The thought of being stuck in the snow for my birthday was a letdown. I’d imagined sitting on a beach, watching the sun go down on a tumultuous year, and getting ready for the greatest adventure of my life. Now we’d be staying at the wrong hostel, in the wrong part of town, in the wrong country. But I still had Daz and we were determined to have a good time.
Berlin is renowned for its pub crawls, and we immediately signed up. Within a couple of hours we were drunk and Daz was taking his homework quite seriously. Before we left Australia, a very creative friend of ours, known only as ‘the Jones’, had concocted a list of 52 misadventures that Daz needed to complete throughout our tour. Most of them were quite silly, but that was the point, and many would expose Daz to the risk of arrest or retribution.
The task in Berlin was to start a snowball fight. Daz went for it, picking up a rather large chunk of ice and hurling it at the head of a fellow pub-crawler. There was a moment of silence, followed – thankfully – by some wild laughter and then a barrage of return fire. The most poignant moment was when Daz spilt an entire beer on his crotch in the process of negotiating a peace settlement. How Darren went home with a girl that night while reeking of beer is beyond me, but such is his magical presence.

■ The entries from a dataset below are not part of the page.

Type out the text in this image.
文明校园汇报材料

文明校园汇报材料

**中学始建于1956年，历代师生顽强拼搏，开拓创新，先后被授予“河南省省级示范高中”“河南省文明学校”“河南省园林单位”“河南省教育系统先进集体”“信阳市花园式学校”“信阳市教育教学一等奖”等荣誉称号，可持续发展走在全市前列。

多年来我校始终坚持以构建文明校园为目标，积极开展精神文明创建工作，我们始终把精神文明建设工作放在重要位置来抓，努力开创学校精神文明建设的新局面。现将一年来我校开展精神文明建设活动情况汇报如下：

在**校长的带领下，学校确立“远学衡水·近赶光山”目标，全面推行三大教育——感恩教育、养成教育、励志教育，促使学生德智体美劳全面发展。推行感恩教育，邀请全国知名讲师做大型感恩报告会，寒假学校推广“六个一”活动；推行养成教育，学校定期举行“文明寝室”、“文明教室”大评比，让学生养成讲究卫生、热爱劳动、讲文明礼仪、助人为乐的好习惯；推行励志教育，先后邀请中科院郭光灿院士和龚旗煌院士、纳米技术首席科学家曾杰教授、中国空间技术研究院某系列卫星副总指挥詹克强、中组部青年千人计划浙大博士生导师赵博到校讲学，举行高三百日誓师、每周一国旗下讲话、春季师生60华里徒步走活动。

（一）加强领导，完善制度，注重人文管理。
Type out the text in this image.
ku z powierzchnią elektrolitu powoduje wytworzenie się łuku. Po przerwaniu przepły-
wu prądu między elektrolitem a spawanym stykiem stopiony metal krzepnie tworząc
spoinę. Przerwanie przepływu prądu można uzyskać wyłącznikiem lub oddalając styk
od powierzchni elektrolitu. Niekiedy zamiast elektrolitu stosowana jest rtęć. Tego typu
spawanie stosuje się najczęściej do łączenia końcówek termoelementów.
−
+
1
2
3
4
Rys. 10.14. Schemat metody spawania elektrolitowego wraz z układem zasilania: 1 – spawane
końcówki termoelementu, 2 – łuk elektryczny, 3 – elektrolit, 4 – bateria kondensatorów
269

I woke up the next day with a hangover and without a Daz. He showed up later and we tried to remember the finer details of the night. We both had a good time there was no doubt, so it had been a successful birthday.
I was happy to leave the cold when Tuesday finally rolled around. The Berlin Marathon, in September, meant I’d return to make the most of this spectacular city.
We boarded the Tui Fly plane and headed south-east.